The age of your new pet needs to be a big consideration.  A puppy, while adorable, is nearly as much work as a human infant – potty-training, puppy shots, behavioral training and conditioning, teething, and broken sleep are just a few considerations.  An older dog that has been displaced from their previous situation is often already house-trained (although they often need a brief re-introduction, given their new surroundings), have been trained in some things, and are past the puppy chewing stage.

Adopting a dog that is just past the puppy stage, but not yet an adult can also be challenging in its own way – just like bringing home a teenager that may or may not have been given the proper start in life.  There is a good possibility of having to train with them very closely, to redirect any improper conditioning received from their earlier life, and they will also need consistency, supervision, and patience.
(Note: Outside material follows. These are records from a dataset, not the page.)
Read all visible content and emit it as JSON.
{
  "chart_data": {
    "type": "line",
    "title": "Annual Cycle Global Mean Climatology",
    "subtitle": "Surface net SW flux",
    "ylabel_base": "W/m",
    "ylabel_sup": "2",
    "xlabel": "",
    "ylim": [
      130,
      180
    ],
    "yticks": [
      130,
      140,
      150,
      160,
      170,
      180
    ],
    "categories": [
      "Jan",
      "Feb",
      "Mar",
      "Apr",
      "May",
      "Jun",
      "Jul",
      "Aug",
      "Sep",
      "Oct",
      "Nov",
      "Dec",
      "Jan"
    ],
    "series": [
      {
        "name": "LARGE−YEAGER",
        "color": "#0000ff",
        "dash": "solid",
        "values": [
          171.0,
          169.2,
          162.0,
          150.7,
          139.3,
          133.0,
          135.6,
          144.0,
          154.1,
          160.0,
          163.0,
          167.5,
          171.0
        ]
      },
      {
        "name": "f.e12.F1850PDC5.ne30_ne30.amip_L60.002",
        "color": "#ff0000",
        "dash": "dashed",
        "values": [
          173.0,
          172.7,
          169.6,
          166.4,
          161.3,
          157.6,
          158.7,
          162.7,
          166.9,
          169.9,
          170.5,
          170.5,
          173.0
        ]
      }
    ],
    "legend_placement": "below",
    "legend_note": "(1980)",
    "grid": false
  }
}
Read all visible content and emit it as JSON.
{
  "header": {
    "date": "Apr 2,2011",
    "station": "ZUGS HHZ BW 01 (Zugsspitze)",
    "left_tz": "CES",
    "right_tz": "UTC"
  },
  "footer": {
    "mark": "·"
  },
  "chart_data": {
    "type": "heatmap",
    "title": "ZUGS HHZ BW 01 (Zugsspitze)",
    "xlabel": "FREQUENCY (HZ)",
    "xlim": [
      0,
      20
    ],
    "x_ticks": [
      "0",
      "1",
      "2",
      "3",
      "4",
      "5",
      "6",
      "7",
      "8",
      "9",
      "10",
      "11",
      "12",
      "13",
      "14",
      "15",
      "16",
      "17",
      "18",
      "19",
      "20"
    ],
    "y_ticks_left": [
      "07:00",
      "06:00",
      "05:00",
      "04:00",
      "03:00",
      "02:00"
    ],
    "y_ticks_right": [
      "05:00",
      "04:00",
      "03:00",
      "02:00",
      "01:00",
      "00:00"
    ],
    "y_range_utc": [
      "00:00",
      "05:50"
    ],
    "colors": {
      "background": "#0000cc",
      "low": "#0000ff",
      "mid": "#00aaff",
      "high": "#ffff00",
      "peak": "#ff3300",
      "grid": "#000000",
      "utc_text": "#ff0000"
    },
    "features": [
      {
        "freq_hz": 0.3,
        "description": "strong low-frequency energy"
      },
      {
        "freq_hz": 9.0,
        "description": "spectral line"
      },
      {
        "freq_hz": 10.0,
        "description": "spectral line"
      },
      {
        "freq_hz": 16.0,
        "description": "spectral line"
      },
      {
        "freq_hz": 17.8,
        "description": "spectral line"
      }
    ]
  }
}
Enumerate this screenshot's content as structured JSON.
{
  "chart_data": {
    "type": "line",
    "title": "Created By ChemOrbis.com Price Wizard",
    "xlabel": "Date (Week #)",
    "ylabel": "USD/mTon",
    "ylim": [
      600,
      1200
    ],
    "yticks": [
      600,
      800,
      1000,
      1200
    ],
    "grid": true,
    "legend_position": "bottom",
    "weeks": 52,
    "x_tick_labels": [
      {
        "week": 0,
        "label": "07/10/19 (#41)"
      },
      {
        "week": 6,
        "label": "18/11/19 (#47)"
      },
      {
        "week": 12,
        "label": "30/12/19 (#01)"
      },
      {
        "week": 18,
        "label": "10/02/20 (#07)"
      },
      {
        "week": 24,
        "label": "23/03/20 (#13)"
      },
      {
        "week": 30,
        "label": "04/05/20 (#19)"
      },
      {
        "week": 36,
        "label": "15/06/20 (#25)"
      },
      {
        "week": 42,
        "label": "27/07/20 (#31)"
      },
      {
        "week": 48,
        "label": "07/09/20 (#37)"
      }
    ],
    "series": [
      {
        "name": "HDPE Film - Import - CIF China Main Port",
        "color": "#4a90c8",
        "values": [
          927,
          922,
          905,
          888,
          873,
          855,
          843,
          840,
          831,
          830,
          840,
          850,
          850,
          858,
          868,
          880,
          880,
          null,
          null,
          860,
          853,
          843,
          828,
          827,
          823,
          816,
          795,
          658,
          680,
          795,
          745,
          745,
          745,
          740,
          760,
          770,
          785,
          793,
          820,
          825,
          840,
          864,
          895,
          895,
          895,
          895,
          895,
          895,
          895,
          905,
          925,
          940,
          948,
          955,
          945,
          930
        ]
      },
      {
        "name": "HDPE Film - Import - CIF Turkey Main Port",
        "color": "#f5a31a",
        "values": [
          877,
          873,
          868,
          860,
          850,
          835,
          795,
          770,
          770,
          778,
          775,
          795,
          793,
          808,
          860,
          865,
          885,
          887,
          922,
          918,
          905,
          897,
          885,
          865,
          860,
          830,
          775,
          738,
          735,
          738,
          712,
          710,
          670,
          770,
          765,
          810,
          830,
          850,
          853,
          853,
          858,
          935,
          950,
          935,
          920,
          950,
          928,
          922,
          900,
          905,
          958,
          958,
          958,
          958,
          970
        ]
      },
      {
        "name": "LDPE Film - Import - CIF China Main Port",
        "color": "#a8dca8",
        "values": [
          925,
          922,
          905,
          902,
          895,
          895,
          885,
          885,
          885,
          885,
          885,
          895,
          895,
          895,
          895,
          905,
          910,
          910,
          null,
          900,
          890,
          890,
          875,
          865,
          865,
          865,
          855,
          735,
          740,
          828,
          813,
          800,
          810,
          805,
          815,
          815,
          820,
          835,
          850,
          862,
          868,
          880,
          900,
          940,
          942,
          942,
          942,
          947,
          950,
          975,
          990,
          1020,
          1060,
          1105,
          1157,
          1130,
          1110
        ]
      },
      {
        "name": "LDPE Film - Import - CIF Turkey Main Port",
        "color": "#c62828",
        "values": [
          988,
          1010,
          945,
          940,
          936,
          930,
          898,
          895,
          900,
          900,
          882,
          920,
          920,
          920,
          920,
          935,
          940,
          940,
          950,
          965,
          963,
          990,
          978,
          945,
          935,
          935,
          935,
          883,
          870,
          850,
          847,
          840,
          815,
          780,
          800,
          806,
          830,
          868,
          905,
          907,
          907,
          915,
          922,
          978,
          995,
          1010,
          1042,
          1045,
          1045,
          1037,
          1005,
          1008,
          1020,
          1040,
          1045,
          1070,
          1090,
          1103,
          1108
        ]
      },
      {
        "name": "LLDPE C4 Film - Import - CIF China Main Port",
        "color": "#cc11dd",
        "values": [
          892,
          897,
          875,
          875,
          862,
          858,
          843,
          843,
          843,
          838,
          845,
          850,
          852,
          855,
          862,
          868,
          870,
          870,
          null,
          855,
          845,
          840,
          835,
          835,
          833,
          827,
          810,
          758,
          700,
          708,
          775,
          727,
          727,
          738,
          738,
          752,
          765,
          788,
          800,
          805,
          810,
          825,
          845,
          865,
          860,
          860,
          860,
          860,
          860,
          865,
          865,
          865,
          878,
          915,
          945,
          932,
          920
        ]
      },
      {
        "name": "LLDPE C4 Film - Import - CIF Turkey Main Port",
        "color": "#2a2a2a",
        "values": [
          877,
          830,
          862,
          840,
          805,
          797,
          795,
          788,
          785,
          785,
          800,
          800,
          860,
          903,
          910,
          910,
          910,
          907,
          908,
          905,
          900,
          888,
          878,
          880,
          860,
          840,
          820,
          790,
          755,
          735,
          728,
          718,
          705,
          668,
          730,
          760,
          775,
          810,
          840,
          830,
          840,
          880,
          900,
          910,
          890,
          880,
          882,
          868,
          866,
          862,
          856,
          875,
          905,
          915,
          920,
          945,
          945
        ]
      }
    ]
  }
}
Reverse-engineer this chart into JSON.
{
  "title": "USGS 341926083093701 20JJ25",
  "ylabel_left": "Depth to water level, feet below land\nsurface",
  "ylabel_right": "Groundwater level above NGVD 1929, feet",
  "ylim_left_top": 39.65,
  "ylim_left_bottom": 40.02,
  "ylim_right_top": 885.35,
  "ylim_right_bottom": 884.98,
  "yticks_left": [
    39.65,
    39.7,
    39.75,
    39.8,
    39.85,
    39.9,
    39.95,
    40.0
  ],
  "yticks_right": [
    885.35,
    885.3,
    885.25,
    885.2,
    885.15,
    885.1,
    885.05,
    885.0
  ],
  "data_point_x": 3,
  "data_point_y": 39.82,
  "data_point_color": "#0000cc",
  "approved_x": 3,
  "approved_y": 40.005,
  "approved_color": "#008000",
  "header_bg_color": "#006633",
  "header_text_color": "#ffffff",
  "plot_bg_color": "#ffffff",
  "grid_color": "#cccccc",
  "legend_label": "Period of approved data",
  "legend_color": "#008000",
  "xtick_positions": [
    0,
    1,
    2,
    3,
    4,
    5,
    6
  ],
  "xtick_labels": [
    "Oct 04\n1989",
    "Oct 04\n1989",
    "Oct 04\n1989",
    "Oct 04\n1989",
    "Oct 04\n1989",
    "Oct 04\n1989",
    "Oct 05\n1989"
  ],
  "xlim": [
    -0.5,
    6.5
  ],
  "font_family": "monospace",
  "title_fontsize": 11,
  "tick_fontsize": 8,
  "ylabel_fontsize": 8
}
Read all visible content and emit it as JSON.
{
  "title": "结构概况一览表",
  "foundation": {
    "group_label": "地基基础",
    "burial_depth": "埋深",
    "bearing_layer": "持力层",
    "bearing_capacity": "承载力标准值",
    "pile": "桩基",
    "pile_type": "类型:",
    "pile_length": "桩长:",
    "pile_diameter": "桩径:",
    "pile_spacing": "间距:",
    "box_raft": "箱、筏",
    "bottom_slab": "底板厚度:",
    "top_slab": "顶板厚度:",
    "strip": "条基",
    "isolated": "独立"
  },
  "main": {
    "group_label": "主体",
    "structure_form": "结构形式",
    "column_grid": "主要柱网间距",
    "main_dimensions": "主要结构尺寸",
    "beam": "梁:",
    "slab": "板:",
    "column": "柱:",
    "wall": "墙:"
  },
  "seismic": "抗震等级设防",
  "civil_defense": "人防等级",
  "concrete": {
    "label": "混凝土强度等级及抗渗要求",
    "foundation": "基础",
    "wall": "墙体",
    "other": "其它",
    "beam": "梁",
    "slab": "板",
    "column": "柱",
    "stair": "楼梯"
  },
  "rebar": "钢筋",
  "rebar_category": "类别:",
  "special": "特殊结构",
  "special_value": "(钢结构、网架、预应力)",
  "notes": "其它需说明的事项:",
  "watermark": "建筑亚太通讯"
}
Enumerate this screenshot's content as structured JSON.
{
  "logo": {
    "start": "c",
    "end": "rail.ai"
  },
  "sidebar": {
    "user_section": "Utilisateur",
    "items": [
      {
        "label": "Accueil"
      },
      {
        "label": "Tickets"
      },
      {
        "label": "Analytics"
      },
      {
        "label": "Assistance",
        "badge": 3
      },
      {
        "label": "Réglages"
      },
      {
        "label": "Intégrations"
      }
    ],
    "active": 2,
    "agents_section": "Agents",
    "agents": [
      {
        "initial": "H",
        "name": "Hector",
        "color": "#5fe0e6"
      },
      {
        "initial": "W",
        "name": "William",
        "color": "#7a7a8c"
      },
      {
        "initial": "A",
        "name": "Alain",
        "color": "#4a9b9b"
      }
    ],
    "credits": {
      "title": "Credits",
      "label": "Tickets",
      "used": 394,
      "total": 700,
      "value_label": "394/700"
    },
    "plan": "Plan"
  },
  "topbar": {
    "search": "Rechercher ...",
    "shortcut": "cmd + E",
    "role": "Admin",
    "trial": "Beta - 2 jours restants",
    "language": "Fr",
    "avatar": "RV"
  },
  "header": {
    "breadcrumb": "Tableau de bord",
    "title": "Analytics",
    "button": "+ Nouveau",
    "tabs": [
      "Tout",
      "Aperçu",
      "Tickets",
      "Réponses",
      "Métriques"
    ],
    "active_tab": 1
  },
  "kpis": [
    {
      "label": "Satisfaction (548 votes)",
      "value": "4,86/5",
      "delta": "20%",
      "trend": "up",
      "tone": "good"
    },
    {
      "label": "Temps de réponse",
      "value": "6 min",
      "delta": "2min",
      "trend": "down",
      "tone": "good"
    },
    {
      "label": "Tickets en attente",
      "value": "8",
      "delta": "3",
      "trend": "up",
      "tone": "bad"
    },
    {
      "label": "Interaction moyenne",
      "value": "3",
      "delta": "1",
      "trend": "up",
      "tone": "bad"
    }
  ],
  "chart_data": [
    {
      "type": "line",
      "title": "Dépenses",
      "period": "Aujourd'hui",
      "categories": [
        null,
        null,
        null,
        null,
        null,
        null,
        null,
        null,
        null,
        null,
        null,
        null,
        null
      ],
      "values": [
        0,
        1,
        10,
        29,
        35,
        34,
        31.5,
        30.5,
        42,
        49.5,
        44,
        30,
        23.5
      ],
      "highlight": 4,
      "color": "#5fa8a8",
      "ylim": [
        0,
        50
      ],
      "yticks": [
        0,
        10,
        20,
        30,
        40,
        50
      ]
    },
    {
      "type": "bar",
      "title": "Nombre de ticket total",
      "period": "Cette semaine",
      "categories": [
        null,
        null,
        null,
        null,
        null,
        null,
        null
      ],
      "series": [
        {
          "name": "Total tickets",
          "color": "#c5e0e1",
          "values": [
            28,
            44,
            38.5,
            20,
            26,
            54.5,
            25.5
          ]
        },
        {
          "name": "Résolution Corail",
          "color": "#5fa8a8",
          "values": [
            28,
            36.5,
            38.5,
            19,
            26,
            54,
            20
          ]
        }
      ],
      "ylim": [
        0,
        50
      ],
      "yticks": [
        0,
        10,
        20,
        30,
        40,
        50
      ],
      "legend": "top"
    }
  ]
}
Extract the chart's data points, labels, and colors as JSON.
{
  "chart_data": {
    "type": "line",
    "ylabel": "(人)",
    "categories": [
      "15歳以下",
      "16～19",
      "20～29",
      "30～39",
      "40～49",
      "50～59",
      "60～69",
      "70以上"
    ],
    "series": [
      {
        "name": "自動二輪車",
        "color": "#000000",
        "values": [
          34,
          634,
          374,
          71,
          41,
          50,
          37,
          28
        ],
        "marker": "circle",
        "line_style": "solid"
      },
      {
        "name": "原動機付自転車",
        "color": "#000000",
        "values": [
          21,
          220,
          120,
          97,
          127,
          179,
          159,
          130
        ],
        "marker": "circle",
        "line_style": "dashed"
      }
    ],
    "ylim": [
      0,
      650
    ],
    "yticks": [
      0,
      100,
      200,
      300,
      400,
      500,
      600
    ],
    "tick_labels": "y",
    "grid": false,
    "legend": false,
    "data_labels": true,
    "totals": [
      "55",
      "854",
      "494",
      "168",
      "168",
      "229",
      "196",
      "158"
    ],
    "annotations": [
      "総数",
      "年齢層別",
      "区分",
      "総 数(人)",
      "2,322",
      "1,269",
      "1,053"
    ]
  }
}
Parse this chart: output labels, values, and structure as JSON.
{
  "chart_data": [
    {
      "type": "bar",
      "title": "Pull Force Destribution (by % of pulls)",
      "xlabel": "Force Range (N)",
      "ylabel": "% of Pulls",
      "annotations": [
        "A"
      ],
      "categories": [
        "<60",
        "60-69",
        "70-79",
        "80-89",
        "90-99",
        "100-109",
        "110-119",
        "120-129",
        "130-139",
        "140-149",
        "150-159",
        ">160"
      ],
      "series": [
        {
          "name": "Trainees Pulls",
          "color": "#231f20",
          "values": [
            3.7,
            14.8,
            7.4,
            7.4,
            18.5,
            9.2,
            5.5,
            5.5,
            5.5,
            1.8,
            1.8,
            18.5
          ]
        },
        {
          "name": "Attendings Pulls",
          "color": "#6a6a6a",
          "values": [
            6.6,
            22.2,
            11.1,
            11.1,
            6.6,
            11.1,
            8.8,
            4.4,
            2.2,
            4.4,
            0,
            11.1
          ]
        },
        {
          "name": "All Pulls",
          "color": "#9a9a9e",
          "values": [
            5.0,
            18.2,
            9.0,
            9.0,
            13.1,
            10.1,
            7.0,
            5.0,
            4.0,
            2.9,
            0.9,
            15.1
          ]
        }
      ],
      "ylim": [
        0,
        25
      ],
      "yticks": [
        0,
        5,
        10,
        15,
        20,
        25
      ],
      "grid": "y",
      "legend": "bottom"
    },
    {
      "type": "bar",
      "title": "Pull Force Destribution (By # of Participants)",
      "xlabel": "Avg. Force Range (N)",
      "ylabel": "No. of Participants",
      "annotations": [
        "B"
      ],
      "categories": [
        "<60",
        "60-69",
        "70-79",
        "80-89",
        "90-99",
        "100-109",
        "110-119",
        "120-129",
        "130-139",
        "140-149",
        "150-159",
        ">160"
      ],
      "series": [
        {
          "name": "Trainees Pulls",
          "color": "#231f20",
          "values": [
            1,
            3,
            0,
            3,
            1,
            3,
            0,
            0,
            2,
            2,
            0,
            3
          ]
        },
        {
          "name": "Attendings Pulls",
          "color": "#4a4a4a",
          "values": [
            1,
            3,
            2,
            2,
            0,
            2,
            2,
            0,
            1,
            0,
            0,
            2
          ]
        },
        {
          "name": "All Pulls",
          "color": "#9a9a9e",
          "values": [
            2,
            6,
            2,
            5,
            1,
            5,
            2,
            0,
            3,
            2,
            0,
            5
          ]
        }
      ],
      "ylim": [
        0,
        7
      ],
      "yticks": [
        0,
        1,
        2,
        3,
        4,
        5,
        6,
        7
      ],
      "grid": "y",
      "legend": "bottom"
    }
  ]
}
A full-grown or senior dog can be especially well-suited to those that want a dog that may require a bit of training to adjust to their new home, but probably won’t need as much guidance as younger dogs.  An adult dog is considered to be anywhere from 3-7 years of age, and at the age of approximately 8 years, most dogs are considered to be “senior.”  A giant breed will probably only live to be about 9 years old, while a Chihuahua can live to be 15 or 16 years old very easily.

If you must get a puppy

Never purchase an animal from a pet store; and if you are set on purchasing a particular breed of puppy, always get one from a reputable breeder.  Pet stores are often associated with puppy mills and practices such as overbreeding of female dogs and crowded, unsanitary conditions, abuse, and neglect.

If you are thinking about purchasing a puppy from a breeder, observe the environment in which the puppy was bred and born.  To find a trusted breeder in your region, ask people you know who have used breeders and find out their experiences.  Check with the American Kennel Club for recommended breeders.  But keep in mind that many rescues will have puppies for adoption, and check with breed rescues in your area if you are looking for a particular breed.


What is your capacity for handling the grooming needs of your pet?  Are you up for daily brushings?  Or do you want a pet that requires only a minor amount of weekly maintenance?  Do you need or want a dog that sheds very little?  Do you mind having to have your dog professionally groomed?  Some breeds need to have their anal glands expressed on a routine basis!  Who knew?  Once again, being familiar with the needs of breed profiles can be a great asset here, but some of it is basic and obvious – doesn’t that long-haired Maltese appear to require a decent amount of grooming to stay beautiful?  You betcha.

A final note about breeds

Many people adopt mixed breeds these days, but even so, being familiar with the various dog breeds is a must, so that some understanding of what that Jack Russell-Chihuahua mix might bring to your household, or if that American Pitbull/Chow Chow mix is going to pass muster with your homeowner’s insurance company list of banned breeds.  Indeed, breed discrimination is something that is often faced by dog owners, affecting breeds such as Pitbulls (or what is often described as “pitbull-type” breeds, encompassing a very broad realm), Chow Chows, Dobermans, German Shepherds, and mastiff breeds.  Beyond that, knowing the stock traits of various breeds or breed groups (herding, working, sporting, etc.) can be very helpful.  Jack Russell Terriers are notorious jumpers; Corgis, being herding dogs, like to nip heels and can be very territorial; Chow Chows tend to be independent and not particularly fond of other pets; coonhounds and foxhounds are the most dog-social of breeds.  Even when searching through various mixed breeds, having that basic knowledge of breed traits and being able to identify the breeds that suit your situation, can help you make an informed choice, instead of simply taking a shot in the dark.  Always remember that each dog is an individual, with its own history, and every breed has exceptions to the typical breed characteristics.